Coca/Cocaine

Peru anti-drug agency: 63.5 percent of coca growers acknowledge crop fuels illegal cocaine production

A survey conducted by the National Commission for Development and Life without Drugs, Devida, and the Lima-based Calandria Institute, shows that a majority of people in four of Peru’s coca growing departments acknowledge that the leaf’s primary function is to fuel the cocaine trade.

The survey was conducted in December 2007 in the Ayacucho, Huanuco, San Martín and Ucayali departments and published Monday in Peru’s main daily newspaper, El Comercio. Four hundred people from each department were interviewed.

The survey found that 63.5 percent of the people recognize the main use of the coca leaf was for cocaine, while 66 percent confirm that drug traffickers use extortion and threaten coca growers, known as cocaleros, in order to increase coca leaf production.

The majority of the population is aware of social problems associated with the cocas illegal cultivation and the presence of drug traffickers, the study showed. Forty-two percent of those surveyed say crime, theft, and extortion are the main problems from illegal coca cultivation while 59.8 percent say the increase in crime is the main problem from drug trafficking.

More than 80 percent of the population confirmed that adolescents are the main drug runners used by traffickers from the Peruvian jungle to the coast.

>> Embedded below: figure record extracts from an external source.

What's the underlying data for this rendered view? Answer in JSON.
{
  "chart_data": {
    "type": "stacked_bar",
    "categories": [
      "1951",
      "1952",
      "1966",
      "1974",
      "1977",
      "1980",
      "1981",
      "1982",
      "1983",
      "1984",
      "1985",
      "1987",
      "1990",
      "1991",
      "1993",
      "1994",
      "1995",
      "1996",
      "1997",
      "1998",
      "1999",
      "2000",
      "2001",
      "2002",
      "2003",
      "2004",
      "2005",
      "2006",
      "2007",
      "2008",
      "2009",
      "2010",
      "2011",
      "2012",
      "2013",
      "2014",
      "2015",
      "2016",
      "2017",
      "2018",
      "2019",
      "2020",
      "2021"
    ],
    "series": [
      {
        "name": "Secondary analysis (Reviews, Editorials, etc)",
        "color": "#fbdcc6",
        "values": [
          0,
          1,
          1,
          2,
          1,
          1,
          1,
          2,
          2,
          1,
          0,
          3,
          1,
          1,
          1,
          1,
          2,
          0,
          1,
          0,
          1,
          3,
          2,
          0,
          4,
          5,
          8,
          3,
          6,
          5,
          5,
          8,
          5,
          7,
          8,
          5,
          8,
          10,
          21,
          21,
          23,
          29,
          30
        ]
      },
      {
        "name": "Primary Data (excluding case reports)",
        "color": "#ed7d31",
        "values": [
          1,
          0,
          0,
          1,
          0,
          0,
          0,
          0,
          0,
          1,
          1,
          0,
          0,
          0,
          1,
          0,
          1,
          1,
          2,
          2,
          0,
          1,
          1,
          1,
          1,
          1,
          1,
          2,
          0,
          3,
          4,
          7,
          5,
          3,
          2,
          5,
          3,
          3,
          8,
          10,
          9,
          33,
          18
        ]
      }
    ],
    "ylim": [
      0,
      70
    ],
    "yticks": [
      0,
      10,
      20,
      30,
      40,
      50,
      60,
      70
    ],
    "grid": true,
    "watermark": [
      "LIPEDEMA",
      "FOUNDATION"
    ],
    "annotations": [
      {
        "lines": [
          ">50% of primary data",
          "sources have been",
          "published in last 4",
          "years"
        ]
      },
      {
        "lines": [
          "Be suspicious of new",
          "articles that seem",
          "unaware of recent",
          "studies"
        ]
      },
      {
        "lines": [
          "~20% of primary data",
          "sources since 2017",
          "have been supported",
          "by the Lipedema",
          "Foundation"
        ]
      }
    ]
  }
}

Drug trafficking and terrorism expert, Jaime Antezana, told daily El Comercio the survey reveals two important changes in the population’s perception:

The first change is that the majority believe the coca leaf’s main use is for cocaine production. “This ascertainment discredits the cocalero discourse and those in favor of coca that tried to convince the country that the coca they defended in the valleys were for medicinal and religious use, to sell it to Enaco, for traditional or industrialized consumption,” says Antezana. “These results reveal that the population understands very well the difference between legal coca and illegal coca.”

The second change is a new attitude towards the illegal cultivation of coca, which supports an overall reduction of illegal coca.

“But the most surprising thing of this study,” says Antezana “is that there is an important sector of the population that agrees with the ‘total elimination of coca cultivation … 11.3 percent in Ayacucho, 28 percent in Huanuco, 24.5 percent in Ucayali and an impressive and surprising 50 percent in San Martín.”